At this point, the AI is stuck—it can eventually extract all the money from the economic system, and that’s all there is. But of course, it isn’t really stuck. It simply funds appropriate political campaigns so that in some country a measure passes granting the AI the right to make money, which it promptly does, mushrooming it’s wealth from trillions to the maximum number representable in all computers simultaneously. To remove this obstacle, the AI promptly starts making more computers on a worldwide scale until all available power sources are used up. To add more power, the AI starts a space program with beamed power. Unfortunately, it finds the pesky atmosphere an obstacle to space travel, so it chemically binds the atmosphere in the crust of the earth allowing many Gauss Guns to efficiently project material into space where solar sails are used for orbital positioning. This process continues, slowed perhaps by the need to cool the Earth’s core, until the earth and other viable rocky bodies in the solar system are discorporated into a Dyson sphere. Then, the AI goes interstellar with the same program.
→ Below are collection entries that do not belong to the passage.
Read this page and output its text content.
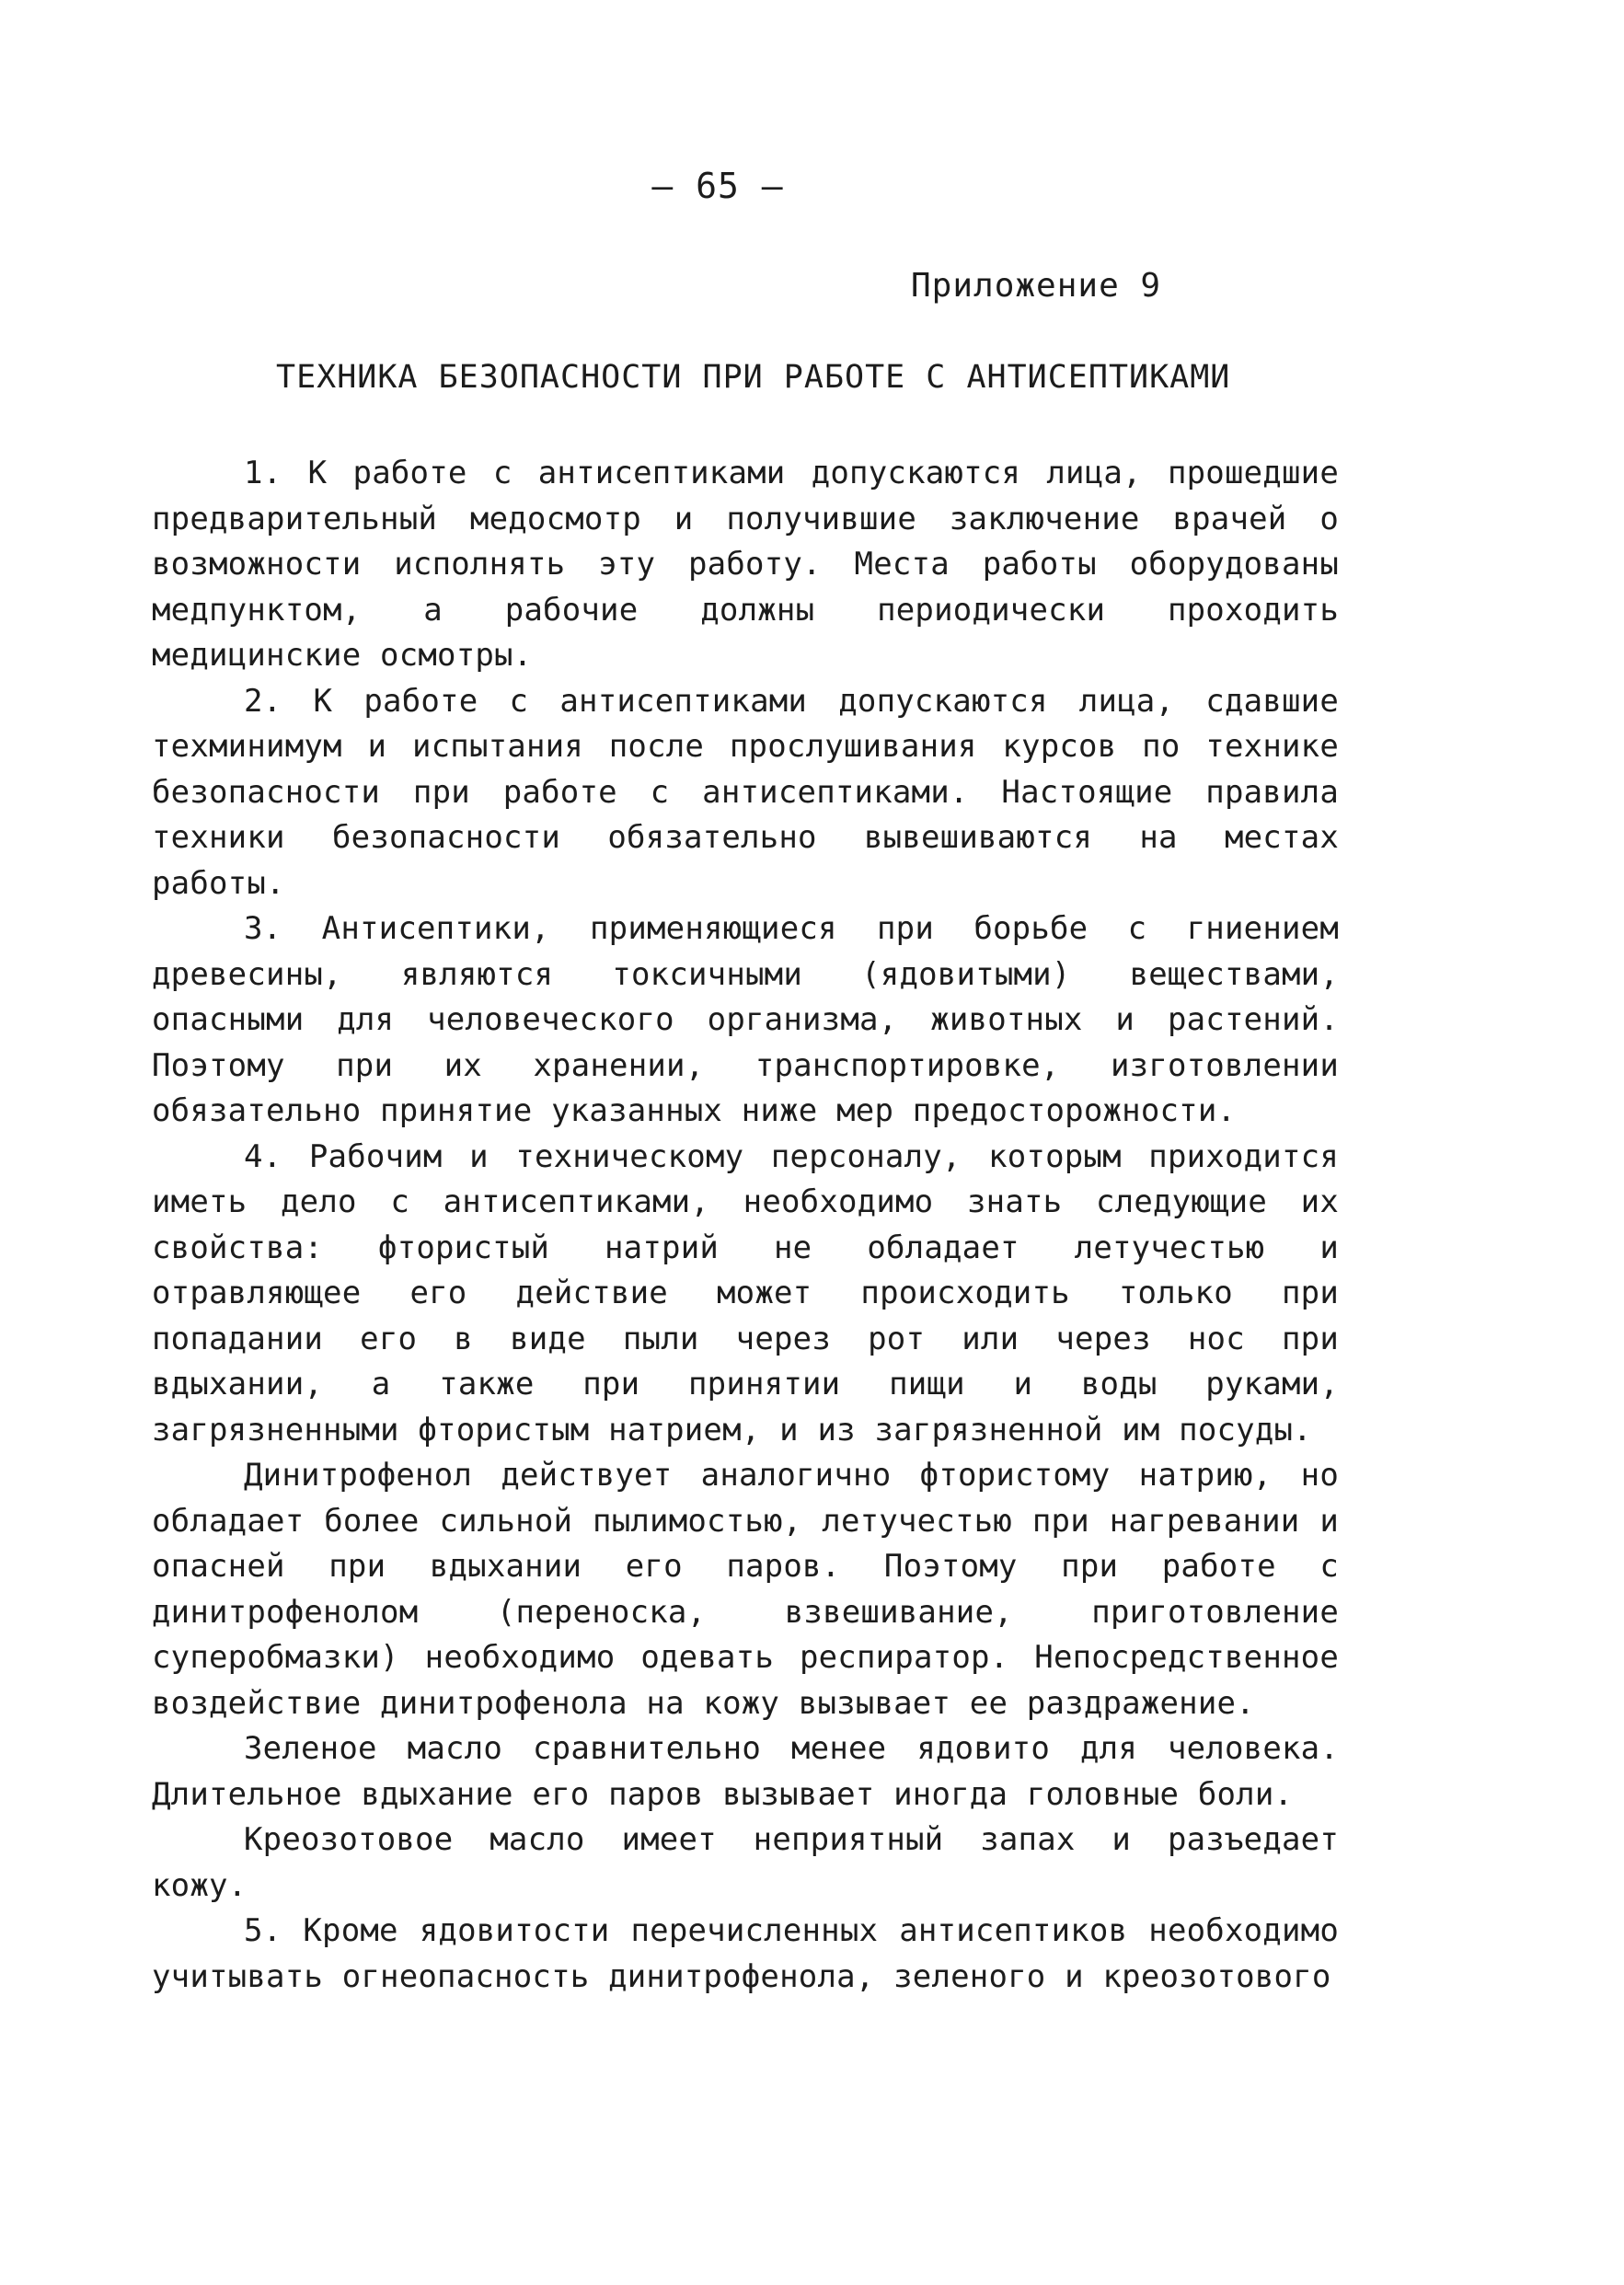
— 65 —
Приложение 9
ТЕХНИКА БЕЗОПАСНОСТИ ПРИ РАБОТЕ С АНТИСЕПТИКАМИ

1. К работе с антисептиками допускаются лица, прошедшие предварительный медосмотр и получившие заключение врачей о возможности исполнять эту работу. Места работы оборудованы медпунктом, а рабочие должны периодически проходить медицинские осмотры.

2. К работе с антисептиками допускаются лица, сдавшие техминимум и испытания после прослушивания курсов по технике безопасности при работе с антисептиками. Настоящие правила техники безопасности обязательно вывешиваются на местах работы.

3. Антисептики, применяющиеся при борьбе с гниением древесины, являются токсичными (ядовитыми) веществами, опасными для человеческого организма, животных и растений. Поэтому при их хранении, транспортировке, изготовлении обязательно принятие указанных ниже мер предосторожности.

4. Рабочим и техническому персоналу, которым приходится иметь дело с антисептиками, необходимо знать следующие их свойства: фтористый натрий не обладает летучестью и отравляющее его действие может происходить только при попадании его в виде пыли через рот или через нос при вдыхании, а также при принятии пищи и воды руками, загрязненными фтористым натрием, и из загрязненной им посуды.

Динитрофенол действует аналогично фтористому натрию, но обладает более сильной пылимостью, летучестью при нагревании и опасней при вдыхании его паров. Поэтому при работе с динитрофенолом (переноска, взвешивание, приготовление суперобмазки) необходимо одевать респиратор. Непосредственное воздействие динитрофенола на кожу вызывает ее раздражение.

Зеленое масло сравнительно менее ядовито для человека. Длительное вдыхание его паров вызывает иногда головные боли.

Креозотовое масло имеет неприятный запах и разъедает кожу.

5. Кроме ядовитости перечисленных антисептиков необходимо учитывать огнеопасность динитрофенола, зеленого и креозотового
Somewhere in this process, certainly by the time the atmosphere is chemically bound, all life on earth (except the AI if you count it) is extinct. Furthermore, the AI while intelligent by many measures doesn’t seem to be accomplishing anything interesting.
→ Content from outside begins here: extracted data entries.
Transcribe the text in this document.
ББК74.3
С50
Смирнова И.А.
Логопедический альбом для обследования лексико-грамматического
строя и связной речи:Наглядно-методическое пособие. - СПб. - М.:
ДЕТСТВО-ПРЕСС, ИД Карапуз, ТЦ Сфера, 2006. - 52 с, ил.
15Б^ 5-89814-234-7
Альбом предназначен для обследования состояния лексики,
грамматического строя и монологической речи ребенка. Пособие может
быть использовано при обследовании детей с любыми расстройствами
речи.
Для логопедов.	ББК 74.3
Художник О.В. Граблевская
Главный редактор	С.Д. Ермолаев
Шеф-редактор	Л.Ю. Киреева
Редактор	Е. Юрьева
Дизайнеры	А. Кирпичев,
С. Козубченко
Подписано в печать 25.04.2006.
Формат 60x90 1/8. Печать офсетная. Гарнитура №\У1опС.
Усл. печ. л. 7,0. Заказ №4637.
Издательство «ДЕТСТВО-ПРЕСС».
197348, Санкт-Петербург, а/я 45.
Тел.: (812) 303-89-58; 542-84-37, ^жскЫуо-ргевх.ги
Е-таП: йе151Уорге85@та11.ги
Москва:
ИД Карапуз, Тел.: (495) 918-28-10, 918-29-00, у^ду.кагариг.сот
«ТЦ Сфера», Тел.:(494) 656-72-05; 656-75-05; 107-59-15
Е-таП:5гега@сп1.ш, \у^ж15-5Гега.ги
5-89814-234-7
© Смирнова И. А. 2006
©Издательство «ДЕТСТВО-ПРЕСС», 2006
One element of understanding AI safety seems to be understanding what an AI could do. Many people seem to ascribe arbitrary powers to any sort of superintelligence, making any constraints imposed on them ineffective. I don’t believe that’s the right approach—we should think of an AI as simply having much more ability to research, control, and manipulate large systems, all within the constraints of known physics.
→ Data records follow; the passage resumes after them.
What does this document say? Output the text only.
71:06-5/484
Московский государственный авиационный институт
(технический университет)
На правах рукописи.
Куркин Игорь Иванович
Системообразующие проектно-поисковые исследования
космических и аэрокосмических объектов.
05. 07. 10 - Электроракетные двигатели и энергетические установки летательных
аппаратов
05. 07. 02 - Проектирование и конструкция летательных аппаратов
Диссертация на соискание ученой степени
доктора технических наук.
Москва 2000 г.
Efforts to create safe AI go back to Asimov’s Three Laws of Robotics, which appears limited by the inability to encompass robotic warfare. The general problem is related to the wish problem: How do you specify a wish in a manner so that it can’t be misinterpreted? A cheap trick here is to add “… in a manner that I would consider acceptable” to the end of the wish. Applied to AI, this approach also has limits because any limit imposed by a person can and eventually will be removed by a person given sufficient opportunity.
Perhaps a complementary approach is shown by the game RISK, where it appears to be virtually impossible for one player to win if all other players play defensively (i.e. build up armies and only attack in response to a provoking attack). Applied to AI, the idea would be that we make many AIs programmed to behave well either via laws or wish tricks, with an additional element of aggressively enforcing this behavior in other AIs. Then, if any AI is corrupted, the other AIs, with substantially more aggregate resources, will discover and deal with the problem.
Certain elements are necessary for this approach to work. There must be multiple AIs, and (more importantly) the resources any one controls must be a small compared to all, an extreme form of antimonopoly. Furthermore, the default must be that AIs are programmed to not harm or cause harm to humans, enforcing that behavior in other AIs. Getting the programming right is the hard part, and I’m not clear on how viable this is, or how difficult it is compared to simply creating an AI, which of course I haven’t managed.